Jukes played as a forward in Hunslet's 13–3 victory over Halifax in the 1905 Yorkshire Cup Final during the 1905–06 season at Park Avenue, Bradford on Saturday 2 December 1905, and played as a forward in the 17–0 victory over Halifax in the 1907 Yorkshire Cup Final during the 1907–08 season at Headingley, Leeds on Saturday 21 December 1907.

Jukes was a member of Hunslet's 1907–08 season All Four Cups winning team, the Forwards were known as "The Terrible Six" they were; Tom Walsh, Harry Wilson, Jack Randall, Bill "Tubby" Brookes, Bill Jukes, and John Willie Higson.

Jukes scored the try in Hunslet's 3–3 draw with Australia during the 1911–12 Kangaroo tour of Great Britain at Parkside, Hunslet on Saturday 21 October 1911.

At the end of the 1919–20 season, a Testimonial match for both Bill Jukes, and Fred Smith, took place between Hunslet and Billy Batten's Hunslet XIII, a team of former Hunslet players, including a 48-year-old Albert Goldthorpe, who scored a drop goal, the match took place at Parkside, Hunslet.

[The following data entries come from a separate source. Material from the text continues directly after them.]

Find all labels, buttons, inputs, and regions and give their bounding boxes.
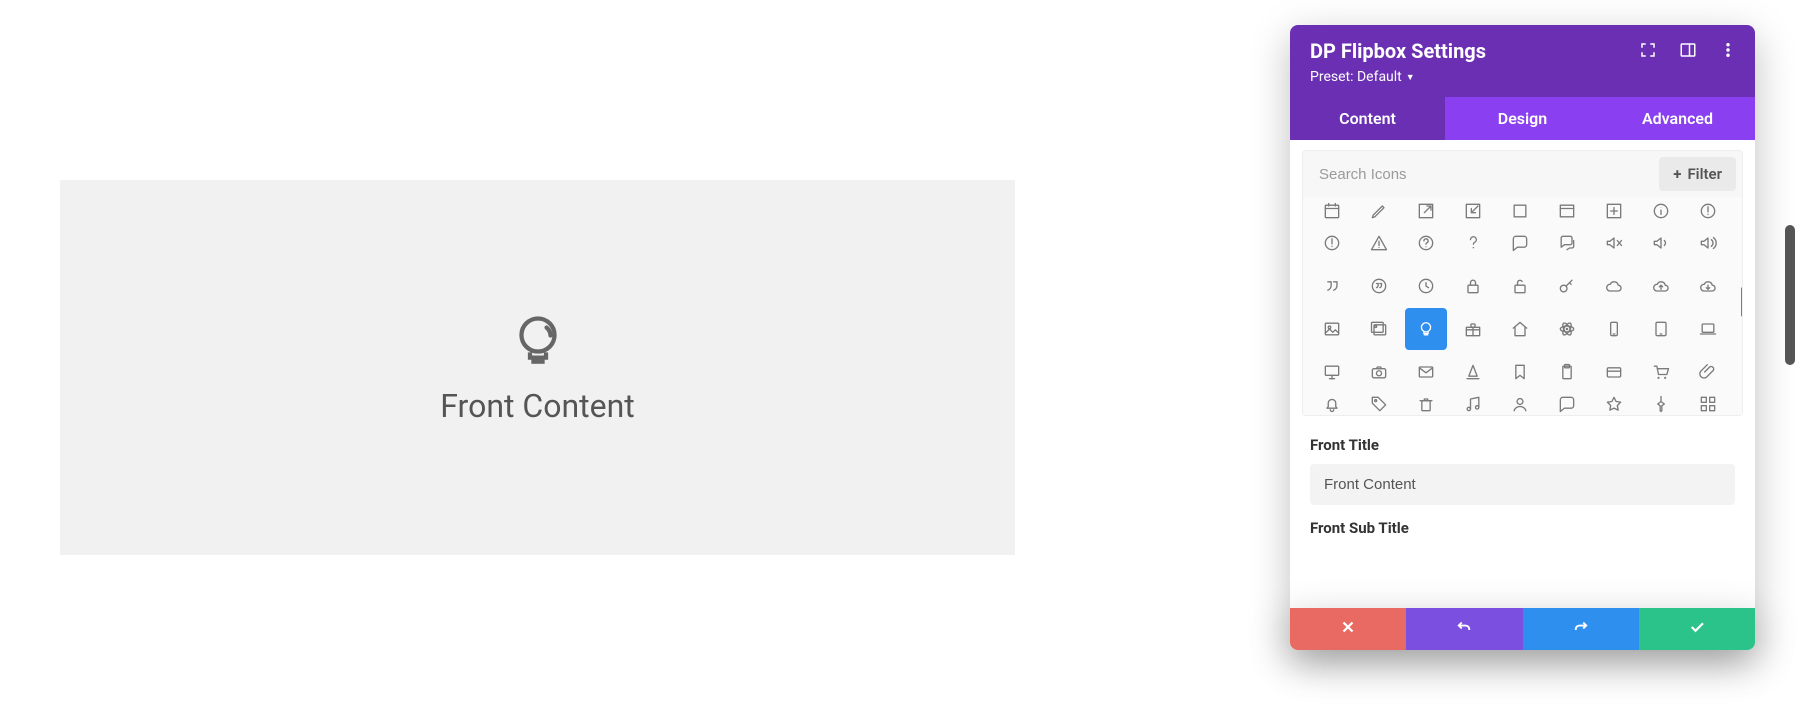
desktop-icon[interactable] — [1311, 351, 1353, 393]
redo-button[interactable] — [1523, 608, 1639, 650]
unlock-icon[interactable] — [1499, 265, 1541, 307]
preset-selector[interactable]: Preset: Default ▼ — [1310, 69, 1415, 85]
filter-label: Filter — [1687, 165, 1722, 183]
laptop-icon[interactable] — [1687, 308, 1729, 350]
lightbulb-icon — [506, 311, 570, 379]
key-icon[interactable] — [1546, 265, 1588, 307]
comments-icon[interactable] — [1546, 222, 1588, 264]
plus-icon: + — [1673, 165, 1681, 183]
front-title-label: Front Title — [1310, 436, 1735, 454]
filter-button[interactable]: + Filter — [1659, 157, 1736, 191]
comment-o-icon[interactable] — [1546, 394, 1588, 410]
quote-right-icon[interactable] — [1311, 265, 1353, 307]
plus-square-icon[interactable] — [1593, 201, 1635, 221]
question-icon[interactable] — [1452, 222, 1494, 264]
front-sub-title-label: Front Sub Title — [1310, 519, 1735, 537]
trash-icon[interactable] — [1405, 394, 1447, 410]
clock-icon[interactable] — [1405, 265, 1447, 307]
lightbulb-icon[interactable] — [1405, 308, 1447, 350]
card-icon[interactable] — [1593, 351, 1635, 393]
home-icon[interactable] — [1499, 308, 1541, 350]
icon-grid — [1303, 197, 1742, 415]
arrow-box-out-icon[interactable] — [1405, 201, 1447, 221]
tag-icon[interactable] — [1358, 394, 1400, 410]
icon-grid-scroll-indicator — [1741, 287, 1743, 317]
close-button[interactable] — [1290, 608, 1406, 650]
check-icon — [1688, 618, 1706, 640]
page-scrollbar-thumb[interactable] — [1785, 225, 1795, 365]
clipboard-icon[interactable] — [1546, 351, 1588, 393]
user-icon[interactable] — [1499, 394, 1541, 410]
flipbox-front-preview: Front Content — [60, 180, 1015, 555]
settings-panel: DP Flipbox Settings Preset: Default ▼ Co… — [1290, 25, 1755, 645]
calendar-icon[interactable] — [1311, 201, 1353, 221]
pencil-icon[interactable] — [1358, 201, 1400, 221]
star-icon[interactable] — [1593, 394, 1635, 410]
images-icon[interactable] — [1358, 308, 1400, 350]
panel-header: DP Flipbox Settings Preset: Default ▼ — [1290, 25, 1755, 97]
paperclip-icon[interactable] — [1687, 351, 1729, 393]
icon-search-input[interactable] — [1303, 154, 1653, 195]
warning-triangle-icon[interactable] — [1358, 222, 1400, 264]
square-icon[interactable] — [1499, 201, 1541, 221]
window-icon[interactable] — [1546, 201, 1588, 221]
volume-high-icon[interactable] — [1687, 222, 1729, 264]
quote-circle-icon[interactable] — [1358, 265, 1400, 307]
preset-label: Preset: Default — [1310, 69, 1402, 85]
redo-icon — [1572, 618, 1590, 640]
question-circle-icon[interactable] — [1405, 222, 1447, 264]
arrow-box-in-icon[interactable] — [1452, 201, 1494, 221]
settings-tabs: Content Design Advanced — [1290, 97, 1755, 140]
gift-icon[interactable] — [1452, 308, 1494, 350]
icon-picker: + Filter — [1302, 150, 1743, 416]
tab-advanced[interactable]: Advanced — [1600, 97, 1755, 140]
exclamation-circle-icon[interactable] — [1687, 201, 1729, 221]
dock-sidebar-icon[interactable] — [1679, 41, 1697, 59]
music-icon[interactable] — [1452, 394, 1494, 410]
kebab-menu-icon[interactable] — [1719, 41, 1737, 59]
atom-icon[interactable] — [1546, 308, 1588, 350]
close-icon — [1339, 618, 1357, 640]
front-content-title: Front Content — [440, 387, 634, 425]
tab-design[interactable]: Design — [1445, 97, 1600, 140]
cloud-down-icon[interactable] — [1687, 265, 1729, 307]
camera-icon[interactable] — [1358, 351, 1400, 393]
cone-icon[interactable] — [1452, 351, 1494, 393]
expand-icon[interactable] — [1639, 41, 1657, 59]
info-circle-icon[interactable] — [1640, 201, 1682, 221]
exclamation-circle-o-icon[interactable] — [1311, 222, 1353, 264]
lock-icon[interactable] — [1452, 265, 1494, 307]
cloud-icon[interactable] — [1593, 265, 1635, 307]
cloud-up-icon[interactable] — [1640, 265, 1682, 307]
undo-icon — [1455, 618, 1473, 640]
volume-mute-icon[interactable] — [1593, 222, 1635, 264]
volume-low-icon[interactable] — [1640, 222, 1682, 264]
save-button[interactable] — [1639, 608, 1755, 650]
panel-footer — [1290, 608, 1755, 650]
bell-icon[interactable] — [1311, 394, 1353, 410]
caret-down-icon: ▼ — [1406, 72, 1415, 83]
undo-button[interactable] — [1406, 608, 1522, 650]
tablet-icon[interactable] — [1640, 308, 1682, 350]
pushpin-icon[interactable] — [1640, 394, 1682, 410]
envelope-icon[interactable] — [1405, 351, 1447, 393]
image-icon[interactable] — [1311, 308, 1353, 350]
front-title-input[interactable] — [1310, 464, 1735, 505]
mobile-icon[interactable] — [1593, 308, 1635, 350]
tab-content[interactable]: Content — [1290, 97, 1445, 140]
cart-icon[interactable] — [1640, 351, 1682, 393]
grid-icon[interactable] — [1687, 394, 1729, 410]
comment-icon[interactable] — [1499, 222, 1541, 264]
bookmark-icon[interactable] — [1499, 351, 1541, 393]
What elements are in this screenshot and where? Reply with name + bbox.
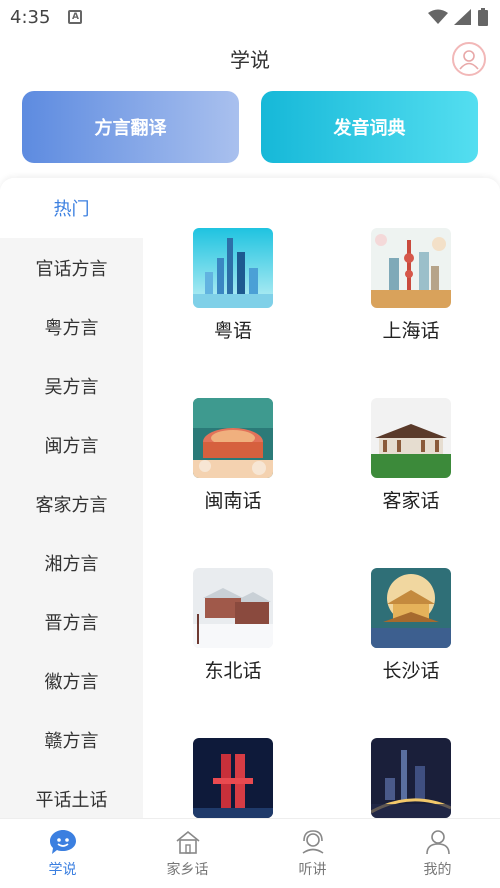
dialect-card[interactable]: 客家话 [331, 398, 491, 513]
sidebar-item-gan[interactable]: 赣方言 [0, 710, 143, 769]
sidebar-item-hui[interactable]: 徽方言 [0, 651, 143, 710]
dialect-card[interactable] [331, 738, 491, 818]
sidebar-item-yue[interactable]: 粤方言 [0, 297, 143, 356]
battery-icon [478, 8, 488, 26]
page-title: 学说 [230, 48, 270, 72]
dictionary-button[interactable]: 发音词典 [261, 91, 478, 163]
home-icon [175, 830, 200, 854]
nav-label-me: 我的 [423, 861, 452, 878]
shanghai-skyline-image [371, 228, 451, 308]
dialect-grid: 粤语 上海话 闽南话 客家话 东北话 长沙话 [143, 178, 500, 818]
nav-item-hometown[interactable]: 家乡话 [125, 819, 250, 888]
changsha-pavilion-image [371, 568, 451, 648]
nav-item-listen[interactable]: 听讲 [250, 819, 375, 888]
sidebar-item-mandarin[interactable]: 官话方言 [0, 238, 143, 297]
nav-label-listen: 听讲 [298, 861, 327, 878]
dialect-name: 东北话 [204, 660, 262, 682]
dialect-card[interactable]: 闽南话 [153, 398, 313, 513]
dialect-card[interactable]: 粤语 [153, 228, 313, 343]
header: 学说 [0, 38, 500, 80]
dialect-name: 客家话 [382, 490, 440, 512]
sidebar-item-jin[interactable]: 晋方言 [0, 592, 143, 651]
status-bar: 4:35 A [0, 0, 500, 34]
nav-label-learn: 学说 [48, 861, 77, 878]
night-city-image [371, 738, 451, 818]
sidebar-item-pinghua[interactable]: 平话土话 [0, 769, 143, 818]
nav-item-me[interactable]: 我的 [375, 819, 500, 888]
nav-label-hometown: 家乡话 [166, 861, 209, 878]
wifi-icon [428, 9, 448, 24]
translate-button[interactable]: 方言翻译 [22, 91, 239, 163]
avatar[interactable] [452, 42, 486, 76]
signal-icon [454, 9, 471, 25]
sidebar: 官话方言 粤方言 吴方言 闽方言 客家方言 湘方言 晋方言 徽方言 赣方言 平话… [0, 238, 143, 818]
bottom-nav: 学说 家乡话 听讲 我的 [0, 818, 500, 888]
night-tower-image [193, 738, 273, 818]
sidebar-item-wu[interactable]: 吴方言 [0, 356, 143, 415]
hakka-hall-image [371, 398, 451, 478]
tulou-image [193, 398, 273, 478]
chat-face-icon [49, 829, 76, 854]
nav-item-learn[interactable]: 学说 [0, 819, 125, 888]
dialect-card[interactable]: 上海话 [331, 228, 491, 343]
snow-town-image [193, 568, 273, 648]
dialect-name: 粤语 [213, 320, 252, 342]
notification-icon: A [68, 10, 83, 24]
dialect-card[interactable]: 东北话 [153, 568, 313, 683]
status-icons [428, 8, 488, 26]
guangzhou-skyline-image [193, 228, 273, 308]
headset-icon [302, 829, 323, 854]
status-time: 4:35 [10, 6, 51, 28]
dialect-name: 闽南话 [204, 490, 262, 512]
dialect-name: 上海话 [382, 320, 440, 342]
dialect-name: 长沙话 [382, 660, 440, 682]
dialect-content: 热门 官话方言 粤方言 吴方言 闽方言 客家方言 湘方言 晋方言 徽方言 赣方言… [0, 178, 500, 818]
dialect-card[interactable] [153, 738, 313, 818]
dialect-card[interactable]: 长沙话 [331, 568, 491, 683]
sidebar-item-hakka[interactable]: 客家方言 [0, 474, 143, 533]
user-avatar-icon [459, 50, 479, 70]
sidebar-item-hot[interactable]: 热门 [0, 178, 143, 238]
sidebar-item-xiang[interactable]: 湘方言 [0, 533, 143, 592]
sidebar-item-min[interactable]: 闽方言 [0, 415, 143, 474]
person-icon [425, 829, 450, 854]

===International honours===
Jukes won a number of caps for England while at Hunslet. In 1908 he won against Wales, in 1909 against Australia (3 matches), and Wales, in 1910 against Wales (2 matches), in 1911 against Australia (2 matches), and won caps for Great Britain while at Hunslet in 1908–09 against Australia (3 matches), and on the 1910 Great Britain Lions tour of Australia and New Zealand against Australia (2 matches), Australasia (2 matches), and New Zealand.